There is also a big community of expats living in Merida and they get together pretty often. 

Are you planning on buying or renting?


----------



## watski (Nov 8, 2012)

I came to Playa Del Carmen, because I am comfortable with it, but realize there are many great and cheaper sites. Loving this fall weather! I am renting a fine 1 bdrm. AC and full kitchen for 5000 Peso, yahoo


----------



## RVGRINGO (May 16, 2007)

Check the new immigration regulations, effective 9 November 2012 and still evolving. Financial requirements and length of time they must be proven have DOUBLED !!!!
Many retirees, ourselves included, may have to sell out and leave Mexico.
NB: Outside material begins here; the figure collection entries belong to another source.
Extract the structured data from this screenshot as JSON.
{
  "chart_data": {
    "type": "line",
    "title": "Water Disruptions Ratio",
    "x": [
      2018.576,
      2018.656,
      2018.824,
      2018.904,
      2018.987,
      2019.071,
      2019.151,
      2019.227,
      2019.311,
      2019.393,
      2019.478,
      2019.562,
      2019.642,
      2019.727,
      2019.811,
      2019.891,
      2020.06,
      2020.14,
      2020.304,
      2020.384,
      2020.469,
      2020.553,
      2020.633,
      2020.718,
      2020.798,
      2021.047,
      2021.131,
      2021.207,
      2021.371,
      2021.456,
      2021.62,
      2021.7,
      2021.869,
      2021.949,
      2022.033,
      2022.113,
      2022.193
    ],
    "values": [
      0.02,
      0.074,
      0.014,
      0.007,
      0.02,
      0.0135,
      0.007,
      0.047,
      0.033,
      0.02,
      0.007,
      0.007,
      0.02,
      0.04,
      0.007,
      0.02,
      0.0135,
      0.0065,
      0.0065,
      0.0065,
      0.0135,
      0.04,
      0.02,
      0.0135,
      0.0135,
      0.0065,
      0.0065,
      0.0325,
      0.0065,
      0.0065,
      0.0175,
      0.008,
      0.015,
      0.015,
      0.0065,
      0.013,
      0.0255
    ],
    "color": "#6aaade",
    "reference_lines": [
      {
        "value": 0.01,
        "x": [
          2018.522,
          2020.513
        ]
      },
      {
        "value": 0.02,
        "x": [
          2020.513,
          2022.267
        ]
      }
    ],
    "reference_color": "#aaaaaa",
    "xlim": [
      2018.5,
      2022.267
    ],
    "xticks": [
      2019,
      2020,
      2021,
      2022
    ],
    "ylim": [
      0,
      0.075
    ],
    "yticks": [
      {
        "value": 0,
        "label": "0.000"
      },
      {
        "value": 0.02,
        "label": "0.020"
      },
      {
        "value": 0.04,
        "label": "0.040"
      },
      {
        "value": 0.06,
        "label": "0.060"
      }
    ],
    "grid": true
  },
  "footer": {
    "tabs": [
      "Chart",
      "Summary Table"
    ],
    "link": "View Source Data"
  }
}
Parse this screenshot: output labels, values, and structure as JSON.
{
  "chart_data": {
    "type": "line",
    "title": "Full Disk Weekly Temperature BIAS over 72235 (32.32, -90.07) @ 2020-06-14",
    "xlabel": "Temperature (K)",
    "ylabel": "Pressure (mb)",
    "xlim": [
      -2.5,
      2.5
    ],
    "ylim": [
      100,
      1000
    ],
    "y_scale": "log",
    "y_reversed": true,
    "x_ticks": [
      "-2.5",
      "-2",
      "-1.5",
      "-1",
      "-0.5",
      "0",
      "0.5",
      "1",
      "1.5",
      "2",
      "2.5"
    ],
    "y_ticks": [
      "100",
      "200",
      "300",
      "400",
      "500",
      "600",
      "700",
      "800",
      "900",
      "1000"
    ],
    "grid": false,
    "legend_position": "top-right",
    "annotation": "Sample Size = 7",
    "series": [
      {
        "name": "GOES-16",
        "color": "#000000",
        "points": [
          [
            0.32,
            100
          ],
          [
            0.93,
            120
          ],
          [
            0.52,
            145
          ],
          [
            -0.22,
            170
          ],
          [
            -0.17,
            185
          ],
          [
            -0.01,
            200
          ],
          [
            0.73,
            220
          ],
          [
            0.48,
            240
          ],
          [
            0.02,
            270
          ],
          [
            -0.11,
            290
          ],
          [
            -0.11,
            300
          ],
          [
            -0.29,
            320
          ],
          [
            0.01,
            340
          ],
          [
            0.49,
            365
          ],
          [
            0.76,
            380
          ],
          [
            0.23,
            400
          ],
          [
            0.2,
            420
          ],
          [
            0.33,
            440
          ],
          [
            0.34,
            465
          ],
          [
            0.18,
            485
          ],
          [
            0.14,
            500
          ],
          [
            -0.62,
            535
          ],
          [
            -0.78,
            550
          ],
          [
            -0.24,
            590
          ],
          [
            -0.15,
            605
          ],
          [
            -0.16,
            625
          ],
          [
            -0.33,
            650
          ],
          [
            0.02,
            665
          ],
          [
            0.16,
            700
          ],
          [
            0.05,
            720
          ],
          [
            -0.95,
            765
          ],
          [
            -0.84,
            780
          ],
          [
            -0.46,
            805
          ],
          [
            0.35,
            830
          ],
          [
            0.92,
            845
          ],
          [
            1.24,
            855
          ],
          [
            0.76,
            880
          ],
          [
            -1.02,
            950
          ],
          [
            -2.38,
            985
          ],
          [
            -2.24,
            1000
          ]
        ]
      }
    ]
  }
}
We can't handle a trip to the border to keep tourist status.
It now seems that Mexico only wants 'rich' retirees with around $100,000 USD in the bank for the past year and/or an income for a couple of about $60,000 USD per year.
There goes our happy life!


----------



## Belizegirl (Oct 21, 2010)

If you are looking to meet expats in PDC a few good places to start are Mom's (located upstairs on the corner of Avenue 30 and Calle 4, they are open Monday through Friday from 4 - 11), Bad Boys (located on the beach at Calle 4, best nights are Thursday, Friday and Saturday) and Wah Wah's (located on the beach at Calle 2, best nights are the same as Bad Boys). That is just a start, there is always Zenzis, Luna Blue and many other places.


----------